Throughout the images below, you will find references to the server “axpr05”. This should be replaced with your Workplace Management server. You can find this information in thew section below https://spacewell.atlassian.net/wiki/spaces/~62e256719974783acc356c63/pages/128024601.

Setup the necessary claims

Custom claim

The custom claim that is used above is setup as follows:

c:[Type == "http://schemas.xmlsoap.org/ws/2005/05/identity/claims/emailaddress"] => issue(Type = "http://schemas.xmlsoap.org/ws/2005/05/identity/claims/nameidentifier", Issuer = c.Issuer, OriginalIssuer = c.OriginalIssuer, Value = c.Value, ValueType = c.ValueType, Properties["http://schemas.xmlsoap.org/ws/2005/05/identity/claimproperties/format"] = "urn:oasis:names:tc:SAML:2.0:nameid-format:transient", Properties["http://schemas.xmlsoap.org/ws/2005/05/identity/claimproperties/namequalifier"] = "!!!REPLACE!!!entityId of the ADFS on your end!!!REPLACE!!!", Properties["http://schemas.xmlsoap.org/ws/2005/05/identity/claimproperties/spnamequalifier"] = "!!!REPLACE!!!url of Axxerion server!!!REPLACE!!!");

Custom claims in case the above does not work

In the rare case that the above instruction is not sufficient for a working connection, the following custom claims might need to be implemented. All the other claims should be removed.

Custom claim 1

c:[Type == "http://schemas.microsoft.com/ws/2008/06/identity/claims/windowsaccountname", Issuer == "AD AUTHORITY"] => issue(store = "Active Directory", types = ("http://schemas.xmlsoap.org/ws/2005/05/identity/claims/emailaddress"), query = ";mail;{0}", param = c.Value);

Custom claim 2

c:[Type == "http://schemas.xmlsoap.org/ws/2005/05/identity/claims/emailaddress"] => issue(Type = "http://schemas.xmlsoap.org/ws/2005/05/identity/claims/nameidentifier", Issuer = c.Issuer, OriginalIssuer = c.OriginalIssuer, Value = c.Value, ValueType = c.ValueType, Properties["http://schemas.xmlsoap.org/ws/2005/05/identity/claimproperties/format"] = "urn:oasis:names:tc:SAML:2.0:nameid-format:transient", Properties["http://schemas.xmlsoap.org/ws/2005/05/identity/claimproperties/namequalifier"] = "!!!REPLACE!!!entityId of the ADFS on your end!!!REPLACE!!!", Properties["http://schemas.xmlsoap.org/ws/2005/05/identity/claimproperties/spnamequalifier"] = "!!!REPLACE!!!url of Workplace management server!!!REPLACE!!!");

Retrieving Federation Metadata URL for WPM

Anchor
Retrieving-Federation-Metadata-URL-for-Workplace-Management Retrieving-Federation-Metadata-URL-for-Workplace-Management

Inside Workplace Management, navigate to the environment setup by clicking on the “Setup” dashboard button or in the menu on “Admin > Setup”.

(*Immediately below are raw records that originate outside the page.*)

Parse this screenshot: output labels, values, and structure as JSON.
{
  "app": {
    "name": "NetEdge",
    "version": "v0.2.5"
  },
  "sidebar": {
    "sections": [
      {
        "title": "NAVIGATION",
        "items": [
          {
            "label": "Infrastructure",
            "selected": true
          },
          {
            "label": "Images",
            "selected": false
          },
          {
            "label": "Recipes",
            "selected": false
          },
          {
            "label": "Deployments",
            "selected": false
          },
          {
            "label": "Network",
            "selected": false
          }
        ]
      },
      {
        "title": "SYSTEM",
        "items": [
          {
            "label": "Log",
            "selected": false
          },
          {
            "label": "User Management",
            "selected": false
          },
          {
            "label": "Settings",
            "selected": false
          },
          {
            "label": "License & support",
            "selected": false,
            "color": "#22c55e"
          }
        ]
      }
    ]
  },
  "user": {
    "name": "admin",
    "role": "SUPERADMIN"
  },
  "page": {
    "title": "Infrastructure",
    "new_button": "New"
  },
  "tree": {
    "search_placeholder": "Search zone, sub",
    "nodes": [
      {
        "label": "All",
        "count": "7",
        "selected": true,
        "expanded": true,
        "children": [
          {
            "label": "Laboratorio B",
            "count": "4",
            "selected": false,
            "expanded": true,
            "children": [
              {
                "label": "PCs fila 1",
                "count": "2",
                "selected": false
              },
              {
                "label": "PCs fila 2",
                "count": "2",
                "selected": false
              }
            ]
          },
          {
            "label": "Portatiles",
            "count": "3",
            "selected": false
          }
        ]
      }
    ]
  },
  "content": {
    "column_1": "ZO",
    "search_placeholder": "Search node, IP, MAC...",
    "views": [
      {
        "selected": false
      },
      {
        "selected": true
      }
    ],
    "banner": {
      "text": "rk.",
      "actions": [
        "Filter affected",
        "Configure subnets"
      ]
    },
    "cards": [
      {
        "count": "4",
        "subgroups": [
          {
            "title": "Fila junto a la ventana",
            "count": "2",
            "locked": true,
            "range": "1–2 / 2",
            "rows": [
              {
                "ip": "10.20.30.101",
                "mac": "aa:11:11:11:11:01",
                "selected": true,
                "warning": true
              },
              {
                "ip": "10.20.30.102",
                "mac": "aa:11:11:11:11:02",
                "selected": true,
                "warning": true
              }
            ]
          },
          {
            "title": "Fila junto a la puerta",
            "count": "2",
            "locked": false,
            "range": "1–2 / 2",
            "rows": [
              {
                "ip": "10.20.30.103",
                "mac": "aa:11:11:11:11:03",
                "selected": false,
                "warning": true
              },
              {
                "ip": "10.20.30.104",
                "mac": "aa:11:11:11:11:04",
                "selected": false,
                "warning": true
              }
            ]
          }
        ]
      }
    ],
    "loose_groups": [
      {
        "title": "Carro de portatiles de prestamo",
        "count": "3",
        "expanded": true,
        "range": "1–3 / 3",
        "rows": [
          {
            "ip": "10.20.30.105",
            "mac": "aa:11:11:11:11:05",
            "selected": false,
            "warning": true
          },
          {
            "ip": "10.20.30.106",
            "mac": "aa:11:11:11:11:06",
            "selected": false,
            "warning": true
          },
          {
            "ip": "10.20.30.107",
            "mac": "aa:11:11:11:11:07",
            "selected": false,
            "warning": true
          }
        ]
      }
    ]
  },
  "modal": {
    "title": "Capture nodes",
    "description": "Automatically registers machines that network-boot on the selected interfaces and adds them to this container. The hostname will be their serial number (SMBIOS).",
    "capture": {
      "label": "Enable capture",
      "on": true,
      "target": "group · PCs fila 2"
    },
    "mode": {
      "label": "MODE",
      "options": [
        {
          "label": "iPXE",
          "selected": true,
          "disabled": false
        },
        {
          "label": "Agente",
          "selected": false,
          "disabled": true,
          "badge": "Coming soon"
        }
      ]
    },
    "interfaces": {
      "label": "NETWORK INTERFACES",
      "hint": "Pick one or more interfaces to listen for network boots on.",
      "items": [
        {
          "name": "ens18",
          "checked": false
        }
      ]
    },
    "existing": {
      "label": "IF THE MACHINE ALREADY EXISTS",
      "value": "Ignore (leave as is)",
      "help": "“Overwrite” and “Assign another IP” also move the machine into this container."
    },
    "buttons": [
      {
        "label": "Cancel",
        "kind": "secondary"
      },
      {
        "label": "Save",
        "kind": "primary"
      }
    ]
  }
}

Take note of the server number

The metadata URL can be found by using the following URL:

https://axpr00.axxerion.com/axxerion/saml/metadata

In this URL, you should replace the 00 with your server number. Be aware: if you are on a server with a single digit 'x', it should be axpr0x.

• Use the provided configuration guides to set up SSO on the clients end.